Di., 7. Dezember 2021



  1. Observer /

    Die Taliban bestimmen den Termin, nicht Biden.Die Ausländer sollen weg, sofort.

  2. grenzgegner /

    Die Republikaner in den USA werden das genüßlich ausschlachten. Und dabei wohlweislich verschweigen, dass es Trump war, der die Afghanen so erbärmlich verkauft hat – in der Hoffnung, der Truppenabzug könnte ihm bei der Präsidentschaftswahl daheim Stimmen einbringen.

    Nix draus geworden.

    Jetzt wird man Biden von allen Seiten kritisieren.
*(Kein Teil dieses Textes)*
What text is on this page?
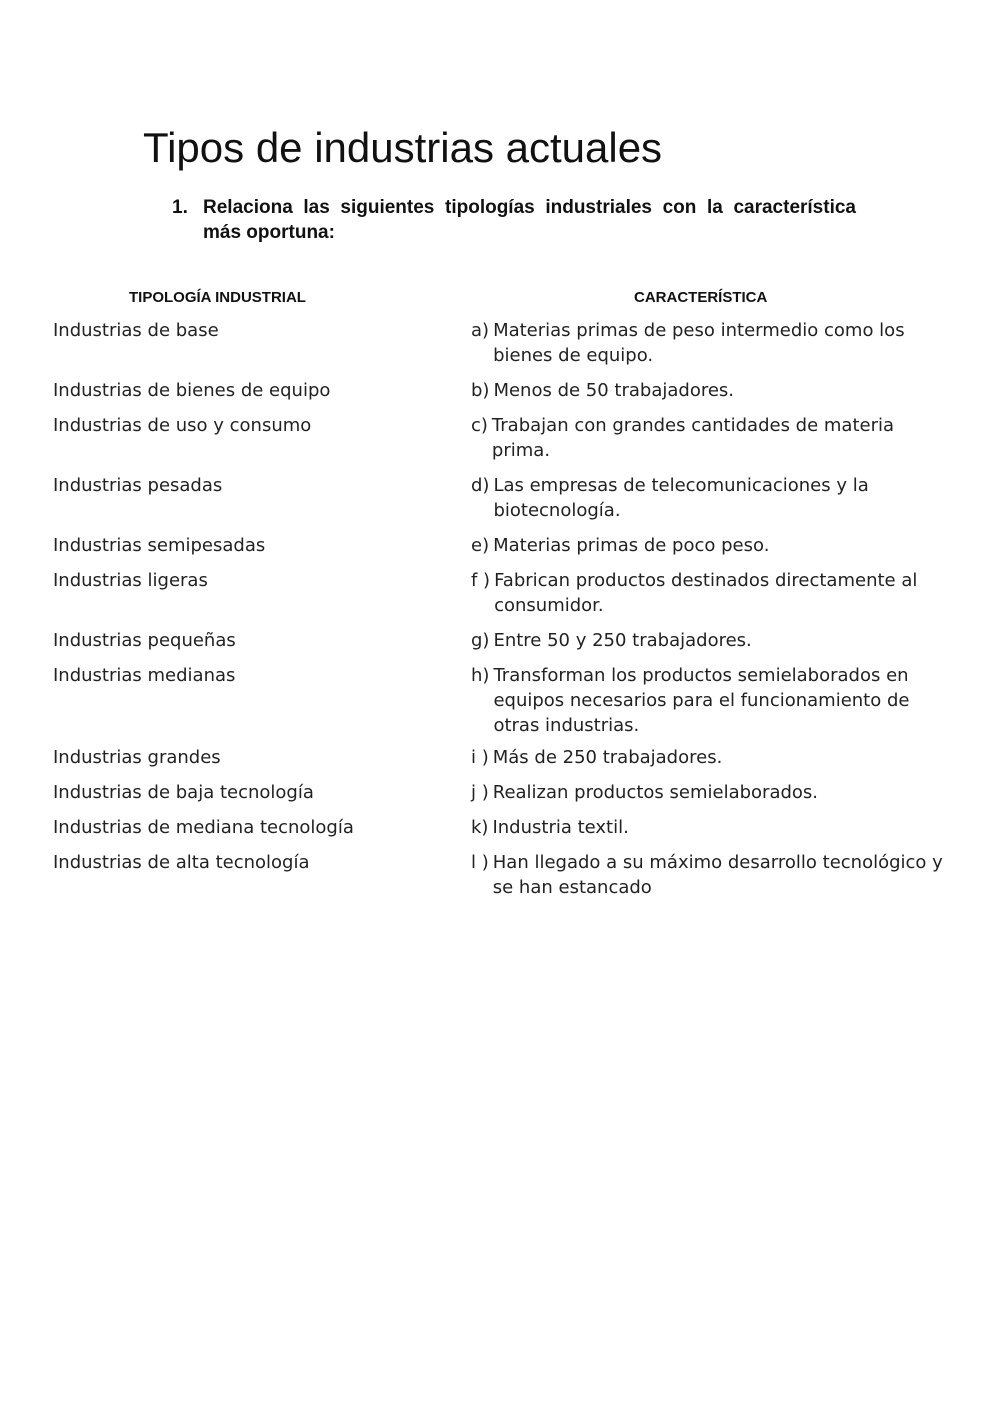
Tipos de industrias actuales
1. Relaciona las siguientes tipologías industriales con la característica más oportuna:
TIPOLOGÍA INDUSTRIAL	CARACTERÍSTICA
Industrias de base	a) Materias primas de peso intermedio como los bienes de equipo.
Industrias de bienes de equipo	b) Menos de 50 trabajadores.
Industrias de uso y consumo	c) Trabajan con grandes cantidades de materia prima.
Industrias pesadas	d) Las empresas de telecomunicaciones y la biotecnología.
Industrias semipesadas	e) Materias primas de poco peso.
Industrias ligeras	f ) Fabrican productos destinados directamente al consumidor.
Industrias pequeñas	g) Entre 50 y 250 trabajadores.
Industrias medianas	h) Transforman los productos semielaborados en equipos necesarios para el funcionamiento de otras industrias.
Industrias grandes	i ) Más de 250 trabajadores.
Industrias de baja tecnología	j ) Realizan productos semielaborados.
Industrias de mediana tecnología	k) Industria textil.
Industrias de alta tecnología	l ) Han llegado a su máximo desarrollo tecnológico y se han estancado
Die Republikaner, die es unter Trump keinen Deut besser gemacht haben, werden ihm Einknicken und Feigheit vor den Taliban vorwerfen.

    Andere werden ihn dafür kritisieren, dass er Trumps absurdes Abzugsszenario unverändert umgesetzt hat, und die Afghanen im Stich ließ.

    Man wird sich daran erinnern. Zumal Schreckensmeldungen aus Afghanistan nun wieder zum Nachrichtenalltag gehören dürften.

    Aber für eine Wiederwahl ist Biden sowieso zu alt. Da wird dann wahrscheinlich wieder jemand zum Präsidenten gewählt, der für ein „starkes Amerika“ steht – kann sein, dass das dann ein Donald Trump sein wird, so absurd das auch wäre.

  3. HTK /

    “ Dazu allerdings bedarf es des Dialogs nicht nur mit den USA, sondern auch mit den anderen Veto-Mächten China und Russland.“
    Da liegt der Hund begraben. Wenn Resolutionen einstimmig sein müssen mit Mitgliedern wie diesen beiden,dann wird die UN wohl immer ein lahmer Esel bleiben.